As for fact tables, which are often quite complex, it makes sense to materialize them as tables or incremental models. Incremental models are built incrementally, appending data to an already-existing table rather than completely overwriting data each time it is built. They are great for very large tables that experience performance issues.

To specify how a model is materialized, you can add a config block under the model in the YAML file it is documented in. Then, you simply specify the materialization in a materialized block.

version: 2
models:
  - name: dim_orders
    description: "Contains all details on an order"
    config:
      materialized: view
    columns:
      - name: order_id
        description: "Unique ID for an order"
      - name: order_created_at
        description: “The timestamp that the order was placed
      - name: order_type_name
        description: “The name of the order type”
      - name: product_name
        description: “The name of the product in the order”
      - name: product_category
        description: “The category the product in the order is listed under on the website”
      - name: product_last_stocked_at
        description: “The timestamp the product in the order was last stocked in the warehouse”
      - name: first_name
        description: “The first name of the user who placed the order”
      - name: last_name
        description: “The last name of the user who placed the order”
      - name: email

If you’d prefer to define the materialization directly within the dbt model, you can also add this configuration to the top of your mode’s SQL file:

{{ config(materialized='view') }}

Now, whenever you run this model, it will be built as a view in your data warehouse!

Conclusion

dbt is a data transformation tool that makes the dimensional modeling process easier by automating the way your models are run.
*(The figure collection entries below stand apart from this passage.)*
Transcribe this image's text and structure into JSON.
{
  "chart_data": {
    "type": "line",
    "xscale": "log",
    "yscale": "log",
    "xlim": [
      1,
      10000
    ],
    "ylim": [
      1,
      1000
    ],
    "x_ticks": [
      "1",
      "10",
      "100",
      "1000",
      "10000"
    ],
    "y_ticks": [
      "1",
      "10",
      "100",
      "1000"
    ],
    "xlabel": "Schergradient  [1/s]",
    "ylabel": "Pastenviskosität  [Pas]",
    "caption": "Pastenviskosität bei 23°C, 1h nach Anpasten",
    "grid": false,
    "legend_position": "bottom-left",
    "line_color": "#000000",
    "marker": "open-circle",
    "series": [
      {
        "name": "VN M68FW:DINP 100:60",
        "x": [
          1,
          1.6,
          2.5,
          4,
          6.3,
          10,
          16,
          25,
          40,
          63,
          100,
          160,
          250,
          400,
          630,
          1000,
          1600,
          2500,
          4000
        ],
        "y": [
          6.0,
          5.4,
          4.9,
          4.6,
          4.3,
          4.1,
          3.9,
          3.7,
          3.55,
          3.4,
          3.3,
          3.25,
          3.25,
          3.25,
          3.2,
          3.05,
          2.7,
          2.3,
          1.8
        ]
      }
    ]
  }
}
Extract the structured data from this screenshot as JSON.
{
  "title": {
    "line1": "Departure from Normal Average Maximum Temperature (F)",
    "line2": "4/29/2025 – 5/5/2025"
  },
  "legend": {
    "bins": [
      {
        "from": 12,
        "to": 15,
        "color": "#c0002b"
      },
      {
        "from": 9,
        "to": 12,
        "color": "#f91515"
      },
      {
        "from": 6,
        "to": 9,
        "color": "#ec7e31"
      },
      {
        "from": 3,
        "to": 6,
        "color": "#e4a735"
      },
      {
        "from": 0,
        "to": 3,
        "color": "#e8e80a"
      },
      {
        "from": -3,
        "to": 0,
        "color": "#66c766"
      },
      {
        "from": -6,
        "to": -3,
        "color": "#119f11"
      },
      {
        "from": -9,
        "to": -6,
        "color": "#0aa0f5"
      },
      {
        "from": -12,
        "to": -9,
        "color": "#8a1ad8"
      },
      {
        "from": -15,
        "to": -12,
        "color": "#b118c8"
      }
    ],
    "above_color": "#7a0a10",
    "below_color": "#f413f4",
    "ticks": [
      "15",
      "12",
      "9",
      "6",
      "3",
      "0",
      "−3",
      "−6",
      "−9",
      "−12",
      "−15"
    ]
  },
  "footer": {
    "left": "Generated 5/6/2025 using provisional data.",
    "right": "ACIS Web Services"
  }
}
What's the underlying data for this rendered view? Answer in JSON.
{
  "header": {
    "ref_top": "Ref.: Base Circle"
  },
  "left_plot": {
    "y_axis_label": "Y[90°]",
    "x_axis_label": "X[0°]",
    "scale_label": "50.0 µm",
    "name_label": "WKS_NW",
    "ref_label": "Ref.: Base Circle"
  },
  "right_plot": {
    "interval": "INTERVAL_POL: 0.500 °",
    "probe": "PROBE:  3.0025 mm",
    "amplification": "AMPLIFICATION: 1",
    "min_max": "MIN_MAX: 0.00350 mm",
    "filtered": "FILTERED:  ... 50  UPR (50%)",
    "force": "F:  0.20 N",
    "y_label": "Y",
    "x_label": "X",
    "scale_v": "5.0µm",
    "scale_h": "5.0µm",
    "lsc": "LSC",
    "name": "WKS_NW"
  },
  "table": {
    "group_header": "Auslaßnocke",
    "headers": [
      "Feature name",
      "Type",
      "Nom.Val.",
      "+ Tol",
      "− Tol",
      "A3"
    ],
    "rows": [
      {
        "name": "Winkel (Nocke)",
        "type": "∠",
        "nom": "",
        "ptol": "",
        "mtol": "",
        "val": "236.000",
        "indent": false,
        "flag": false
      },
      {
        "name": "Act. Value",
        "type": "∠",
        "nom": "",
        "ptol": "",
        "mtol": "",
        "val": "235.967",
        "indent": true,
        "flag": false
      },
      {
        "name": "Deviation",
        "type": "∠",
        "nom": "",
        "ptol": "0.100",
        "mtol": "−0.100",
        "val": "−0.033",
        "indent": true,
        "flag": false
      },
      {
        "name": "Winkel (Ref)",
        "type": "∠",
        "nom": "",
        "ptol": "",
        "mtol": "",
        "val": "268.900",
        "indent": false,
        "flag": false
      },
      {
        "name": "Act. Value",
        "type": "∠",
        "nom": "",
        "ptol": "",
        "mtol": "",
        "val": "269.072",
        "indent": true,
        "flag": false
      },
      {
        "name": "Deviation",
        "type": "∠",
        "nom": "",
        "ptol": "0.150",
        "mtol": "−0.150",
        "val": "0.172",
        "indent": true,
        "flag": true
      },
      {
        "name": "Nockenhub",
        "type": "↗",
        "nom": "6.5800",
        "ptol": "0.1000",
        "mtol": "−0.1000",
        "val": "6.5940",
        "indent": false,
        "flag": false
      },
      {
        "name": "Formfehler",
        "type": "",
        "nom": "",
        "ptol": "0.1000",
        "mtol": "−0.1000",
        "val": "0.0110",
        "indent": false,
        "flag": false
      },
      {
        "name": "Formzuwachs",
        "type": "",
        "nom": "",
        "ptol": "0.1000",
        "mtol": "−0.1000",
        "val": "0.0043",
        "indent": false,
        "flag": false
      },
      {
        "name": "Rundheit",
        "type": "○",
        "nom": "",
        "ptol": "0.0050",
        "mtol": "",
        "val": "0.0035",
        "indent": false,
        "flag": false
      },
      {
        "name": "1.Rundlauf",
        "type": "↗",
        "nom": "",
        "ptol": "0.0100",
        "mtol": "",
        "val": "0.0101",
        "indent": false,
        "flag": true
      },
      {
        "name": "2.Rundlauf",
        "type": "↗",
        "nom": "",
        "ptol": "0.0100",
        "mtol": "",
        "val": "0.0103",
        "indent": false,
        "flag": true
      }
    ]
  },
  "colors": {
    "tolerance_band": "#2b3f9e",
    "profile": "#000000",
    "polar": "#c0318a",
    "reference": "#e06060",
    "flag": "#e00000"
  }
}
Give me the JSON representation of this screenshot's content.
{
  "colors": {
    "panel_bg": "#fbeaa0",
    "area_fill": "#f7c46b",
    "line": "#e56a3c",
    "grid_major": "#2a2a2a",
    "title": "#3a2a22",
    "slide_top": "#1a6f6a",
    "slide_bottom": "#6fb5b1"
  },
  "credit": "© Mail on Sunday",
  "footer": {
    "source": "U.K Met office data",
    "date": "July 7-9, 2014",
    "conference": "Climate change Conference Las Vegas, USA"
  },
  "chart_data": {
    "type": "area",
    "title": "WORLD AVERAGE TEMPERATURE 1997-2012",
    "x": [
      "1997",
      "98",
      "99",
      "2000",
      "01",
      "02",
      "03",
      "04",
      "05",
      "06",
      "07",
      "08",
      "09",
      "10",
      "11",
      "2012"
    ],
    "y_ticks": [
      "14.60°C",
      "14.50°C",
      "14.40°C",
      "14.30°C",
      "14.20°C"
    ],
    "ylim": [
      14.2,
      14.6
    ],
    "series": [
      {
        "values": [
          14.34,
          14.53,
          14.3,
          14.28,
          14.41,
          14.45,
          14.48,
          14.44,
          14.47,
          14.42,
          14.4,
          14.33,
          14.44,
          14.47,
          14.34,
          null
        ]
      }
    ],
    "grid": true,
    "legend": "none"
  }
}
When paired with data platforms like Y42, it becomes even more powerful. Y42 and dbt together allow you to perform the 6 steps above quickly and efficiently, helping to create the most robust data warehouse.

After using dimensional data modeling, you will have a simpler data environment for analytics engineers and data analysts to use in their analytics work. Business questions will be able to be answered more easily now that your data directly mimics business events. Not to mention your dashboards and reports will refresh much faster due to the increased performance these dimensional models give to your queries.